# Characterizing the proteome of pathogenic IgA1-containing immune complexes in IgA Nephropathy

> **NIH NIH F31** · UNIVERSITY OF ALABAMA AT BIRMINGHAM · 2022 · $37,767

## Abstract

Project Abstract
IgA Nephropathy (IgAN) is an autoimmune glomerulonephritis that frequently results in kidney failure. IgAN is
characterized by elevated production of galactose-deficient immunoglobulin A1 (Gd-IgA1) being bound by an
immunoglobulin G (IgG) autoantibody specific for Gd-IgA1 to form IgA1-associated immune complexes (IgA1-
ICs) with additional proteins in blood. These complexes deposit in the glomerulus and cause kidney injury by
activating mesangial cell proliferation and breakdown of glomerular capillaries allowing protein or blood in the
urine. There is no worldwide screening and can only be diagnosed by renal biopsy. We know that the
immunoglobulins and the undefined blood proteins are necessary to the nephritogenic activity of the high
molecular weight IgA1-ICs, but we do not know what concentration, and variability of each protein nor the ratio
of immunoglobulins necessary for complex formation. The primary goal of my study is to quantify and establish
the ratios of immunoglobulins and blood proteins in the composition of IgA1-ICs in the serum of patients with
IgAN of opposing clinical spectrum in comparison to healthy controls. Our collaborative team has observed that
the addition of serum to the immunoglobulin nucleating factors is necessary for the formation of pathogenic ICs
that activate human cultured mesangial cells. The overarching goal of this proposal is that quantitative analysis
of serum IgA1-ICs will determine stoichiometry of immunoglobulins and other blood proteins involved in the
formation of IgA1-ICs in both progressing and stable disease patients with IgAN. In my recently submitted
manuscript, I identified 21 high-quality blood protein targets specifically enriched in IgA1-ICs isolated from IgAN
patient serum.
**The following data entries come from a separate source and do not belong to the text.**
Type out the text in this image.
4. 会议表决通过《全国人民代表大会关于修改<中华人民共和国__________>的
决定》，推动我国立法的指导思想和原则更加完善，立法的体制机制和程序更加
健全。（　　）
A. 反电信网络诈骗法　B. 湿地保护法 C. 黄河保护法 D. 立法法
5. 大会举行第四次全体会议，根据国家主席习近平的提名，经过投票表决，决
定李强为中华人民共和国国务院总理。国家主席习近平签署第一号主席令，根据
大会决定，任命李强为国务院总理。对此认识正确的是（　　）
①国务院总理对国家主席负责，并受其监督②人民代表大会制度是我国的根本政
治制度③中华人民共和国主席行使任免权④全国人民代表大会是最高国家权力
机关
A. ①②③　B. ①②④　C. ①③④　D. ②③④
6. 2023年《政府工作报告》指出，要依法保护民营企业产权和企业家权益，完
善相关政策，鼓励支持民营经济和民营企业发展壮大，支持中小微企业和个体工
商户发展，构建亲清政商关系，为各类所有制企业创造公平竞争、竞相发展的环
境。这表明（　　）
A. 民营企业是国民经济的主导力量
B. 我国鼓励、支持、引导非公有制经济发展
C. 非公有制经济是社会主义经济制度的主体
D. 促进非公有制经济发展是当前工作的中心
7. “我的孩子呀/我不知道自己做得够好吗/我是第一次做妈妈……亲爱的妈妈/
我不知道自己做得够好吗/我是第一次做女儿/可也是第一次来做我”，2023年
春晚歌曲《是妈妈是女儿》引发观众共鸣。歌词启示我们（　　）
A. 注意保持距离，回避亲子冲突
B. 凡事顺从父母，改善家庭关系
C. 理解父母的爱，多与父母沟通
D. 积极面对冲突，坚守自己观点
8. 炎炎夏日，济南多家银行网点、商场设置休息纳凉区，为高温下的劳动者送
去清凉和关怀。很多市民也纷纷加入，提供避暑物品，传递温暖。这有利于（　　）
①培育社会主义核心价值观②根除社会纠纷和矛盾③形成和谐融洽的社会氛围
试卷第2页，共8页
When comparing the identification of proteins and their corresponding enrichment in the IgA1-ICs
to the other uncomplexed forms of IgA1 control fractions (monomeric and polymeric IgA), we observed that each
fraction clustered by molecular form, showing the value of our sample prep and innovative fractionation of serum.
Based on preliminary data, I hypothesize the ratio of IgA1 to IgG autoantibody is discreet and can be determined
by targeted LC-MS quantitative analysis, polymeric IgA1 is the predominant molecular form of IgA1 involved in
complex formation and complement cascade activation factors are present in complex composition at a higher
ratio than immunoglobulins before deposition into the kidney. Throughout the global pandemic, the world has
learned of the importance of disease screening, the variability of disease presentation, and the daily fear that
immunocompromised populations live in. Being a researcher in IgA Nephropathy, I have been aware of these
realities in IgAN patient populations prior to COVID-19. This has fueled my dedication to answering important
questions in the IgAN field and understanding this crucial part of pathogenesis of IgA1-IC formation for the sake
of future development ...

## Key facts

- **NIH application ID:** 10536410
- **Project number:** 1F31DK127833-01A1
- **Recipient organization:** UNIVERSITY OF ALABAMA AT BIRMINGHAM
- **Principal Investigator:** Mary Cunningham
- **Activity code:** F31 (R01, R21, SBIR, etc.)
- **Funding institute:** NIH
- **Fiscal year:** 2022
- **Award amount:** $37,767
- **Award type:** 1
- **Project period:** 2022-07-15 → 2024-07-14

## Primary source

NIH RePORTER: https://reporter.nih.gov/project-details/10536410

## Citation

> US National Institutes of Health, RePORTER application 10536410, Characterizing the proteome of pathogenic IgA1-containing immune complexes in IgA Nephropathy (1F31DK127833-01A1). Retrieved via AI Analytics 2026-05-24 from https://api.ai-analytics.org/grant/nih/10536410. Licensed CC0.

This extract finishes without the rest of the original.